September 3, 2012
By Mari Castañeda
For the past twelve years, I’ve lived in Amherst, Massachusetts, an iconic New England college town that has a high-income and predominantly white population that often boasts about a family lineage that dates back to the first pilgrim settlers. Luckily for my son Miguel Angel, who is now a seventeen-year-old and about to enter is senior year at the local high school, he’s learned to meet such boasting with his own story of a family lineage that pre-dates those settlers and is tied to the Yaqui Indians of California and Mexico. It has not always been smooth sailing—such as the time his elementary school teacher called me because my son upset his white classmates by telling them with a typical nine-year-old bluntness that “they didn’t belong in this land.” We worked through the incident together, making it the prototypical “learning moment” with his class. For my son Miguel Angel, such historical positioning became necessary in order for him to claim a space in a place that was not originally intended for him. Yet we learned from other friends of color who had a longer history of making space for themselves in the region, and over time built a diverse community of family friends. The making of home and community are indeed socially constructed, in addition to being passed on from generation to generation.
At the 2012 MALCS Institute, Susana Gallardo and I organized a roundtable titled, “Las Madres Profesoras in the Academy” in an effort to create a space to discuss the joys and challenges of working in academic environments while also being a mother/parent. What we found most enjoyable about the roundtable was sharing about how each of us were succeeding and struggling with creating such a balance. In doing so, we learning from each other’s strategies and sabiduria, especially since most of us were the first mujeres in our families to forge this professorial path. We also discussed the institutional realities of faculty positions, which often causes us to be far away from our extended families, thus forcing us to rear our children in communities that are regionally, culturally, and even economically radically different than the ones we grew up in.
When we introduced ourselves at the beginning of the session, we also noted the ages and names of our children—something which often doesn’t happen at conference panels. Although the ages of our kids ranged from four years old to seventeen, it was clear that despite the age differences, we were all trying to figure out how to reconcile our lives in academia (which often negates the personal lives of students, staff, and faculty) with the fact that our children and broader families were at the forefront of our lives.
At the roundtable, we discussed the importance of building such homes and communities on our own terms, regardless of where we were located. Each of us had stories of the lengths we went—whether driving across town, or flying across the country—to make sure our children had a range of experiences that would help them develop a healthy and well-grounded sense of identity. We also discussed ways in which we could influence our institutions to be more sensitive to motherhood/parenthood issues so that we can be in a work environment that allows us to be successful in all the areas of our lives. Increasingly (although perhaps grudgingly), academic institutions are recognizing that they must change their insensitive practices and unrealistic expectations if they are to remain as cutting edge and relevant scholarly environments in the twenty-first century.
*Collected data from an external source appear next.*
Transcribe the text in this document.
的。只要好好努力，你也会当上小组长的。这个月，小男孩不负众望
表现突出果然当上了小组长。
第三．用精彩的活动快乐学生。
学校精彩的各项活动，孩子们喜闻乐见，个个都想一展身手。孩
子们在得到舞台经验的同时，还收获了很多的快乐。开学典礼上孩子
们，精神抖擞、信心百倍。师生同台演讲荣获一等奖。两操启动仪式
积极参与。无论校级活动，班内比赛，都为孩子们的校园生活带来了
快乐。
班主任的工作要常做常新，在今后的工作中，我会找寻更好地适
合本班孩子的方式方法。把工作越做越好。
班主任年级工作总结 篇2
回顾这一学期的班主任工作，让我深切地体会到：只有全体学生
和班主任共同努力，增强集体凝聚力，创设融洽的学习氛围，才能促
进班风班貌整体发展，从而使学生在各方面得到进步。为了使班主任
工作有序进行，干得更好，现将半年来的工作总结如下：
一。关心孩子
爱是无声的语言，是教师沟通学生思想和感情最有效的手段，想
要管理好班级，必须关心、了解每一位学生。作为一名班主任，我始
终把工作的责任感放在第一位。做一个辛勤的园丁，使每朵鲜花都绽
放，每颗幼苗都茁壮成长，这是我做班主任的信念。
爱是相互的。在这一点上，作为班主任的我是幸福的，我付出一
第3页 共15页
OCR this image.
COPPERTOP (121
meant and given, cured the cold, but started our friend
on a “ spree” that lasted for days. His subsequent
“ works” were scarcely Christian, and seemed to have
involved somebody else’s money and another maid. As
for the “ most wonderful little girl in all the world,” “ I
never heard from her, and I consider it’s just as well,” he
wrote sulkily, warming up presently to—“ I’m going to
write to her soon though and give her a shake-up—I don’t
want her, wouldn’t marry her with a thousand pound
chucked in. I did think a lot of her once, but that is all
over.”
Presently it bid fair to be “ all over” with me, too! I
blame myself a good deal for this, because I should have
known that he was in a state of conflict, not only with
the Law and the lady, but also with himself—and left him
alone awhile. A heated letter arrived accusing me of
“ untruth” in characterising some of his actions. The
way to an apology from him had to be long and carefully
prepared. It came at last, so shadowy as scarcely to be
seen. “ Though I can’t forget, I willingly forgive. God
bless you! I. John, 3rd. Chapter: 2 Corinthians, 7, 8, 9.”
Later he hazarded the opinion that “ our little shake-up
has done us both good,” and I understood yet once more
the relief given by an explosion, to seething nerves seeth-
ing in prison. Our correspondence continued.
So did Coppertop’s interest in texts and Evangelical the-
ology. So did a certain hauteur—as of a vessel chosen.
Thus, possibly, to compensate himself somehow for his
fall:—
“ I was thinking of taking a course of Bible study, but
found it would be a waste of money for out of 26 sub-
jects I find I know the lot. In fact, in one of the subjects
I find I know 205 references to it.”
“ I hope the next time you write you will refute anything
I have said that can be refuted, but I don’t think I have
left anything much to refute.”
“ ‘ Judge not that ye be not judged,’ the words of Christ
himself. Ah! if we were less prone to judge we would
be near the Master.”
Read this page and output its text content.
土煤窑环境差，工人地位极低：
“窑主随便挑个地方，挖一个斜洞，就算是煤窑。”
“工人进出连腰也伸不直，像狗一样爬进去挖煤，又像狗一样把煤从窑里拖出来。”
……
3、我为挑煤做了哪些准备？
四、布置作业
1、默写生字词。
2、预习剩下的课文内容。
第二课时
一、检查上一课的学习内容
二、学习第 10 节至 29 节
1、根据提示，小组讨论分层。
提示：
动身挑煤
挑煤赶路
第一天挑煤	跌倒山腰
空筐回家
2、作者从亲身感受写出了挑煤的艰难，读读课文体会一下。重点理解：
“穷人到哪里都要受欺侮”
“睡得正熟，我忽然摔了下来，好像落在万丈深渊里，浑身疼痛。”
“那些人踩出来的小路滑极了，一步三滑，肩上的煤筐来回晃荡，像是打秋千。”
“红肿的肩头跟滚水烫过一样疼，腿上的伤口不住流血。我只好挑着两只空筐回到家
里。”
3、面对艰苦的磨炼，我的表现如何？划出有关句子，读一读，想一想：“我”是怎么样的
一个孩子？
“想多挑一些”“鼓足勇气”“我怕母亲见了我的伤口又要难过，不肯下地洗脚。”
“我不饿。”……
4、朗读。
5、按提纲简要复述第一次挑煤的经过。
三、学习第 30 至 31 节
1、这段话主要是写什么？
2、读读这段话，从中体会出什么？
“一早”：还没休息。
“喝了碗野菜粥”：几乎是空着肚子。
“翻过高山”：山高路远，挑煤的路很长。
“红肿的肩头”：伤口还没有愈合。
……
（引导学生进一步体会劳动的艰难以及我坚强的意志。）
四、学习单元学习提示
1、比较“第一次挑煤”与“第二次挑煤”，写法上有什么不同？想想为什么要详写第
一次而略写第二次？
Creating a work place where mother-scholars are welcomed, encouraged and expected to succeed is central to this shift. For instance, the chair of my department when I first started at UMass Amherst (a white male) was incredibly sympathetic when I told him I needed to teach between 9am-3pm because my son’s inability to be in an after school program as a five-year-old. Not only did he schedule my courses T/Th between those hours, but the faculty meeting was also scheduled between 12-2pm. These seemingly simple accommodations made a world of a difference in mine and my son’s happiness and success.
When I was a graduate student mother in the early-1990s, virtually no conferences held panels, workshops, or roundtables on the topic of balancing motherhood with academia. At this Summer Institute, our panel was one among several on mother-related topics including Danielle Barrazza’s “My Baby Bump” and Karleen Pendleton-Jimenez’ wonderful reading of her memoir on butch pregnancy and motherhood (http://labloga.blogspot.com/2011/11/how-to-get-girl-pregnant.html).
Things are starting to change and it’s great to see that MALCS is once again at the forefront of this important discussion. At the roundtable, it became clear that we wanted to continue the conversation outside of the institute, and thus we are starting a queer-friendly parenting list for MALCS members and affiliates. We hope you will join us in our effort to share experiences, best practices, and a safe space to get advice. Please join us on our new email discussion list! To join the “Madres Profesoras” email list, please email Susana@malcs.org
Mari Castañeda is an Associate Professor of Communication Studies at the University of Massachusetts, Amherst. She studies new media and telecommunication policy, Latina/ethnic media studies, and transcultural political economy of communication industries. Her latest book is Mothers’ Lives in Academia, a collection of essays co-edited with Kirsten Isgro, forthcoming from Columbia University Press.
Mari, Your essay highlights how much the question of Chicana/Latina/Native American women’s inclusion in the academy is not only about whether an institution provides affordable and quality child care – which is vitally important, but also about the practices of the profession and the services that we can all make use of to help that next generation. I like how much your essay emphasizes that even the seemingly small gestures matter. Thank you!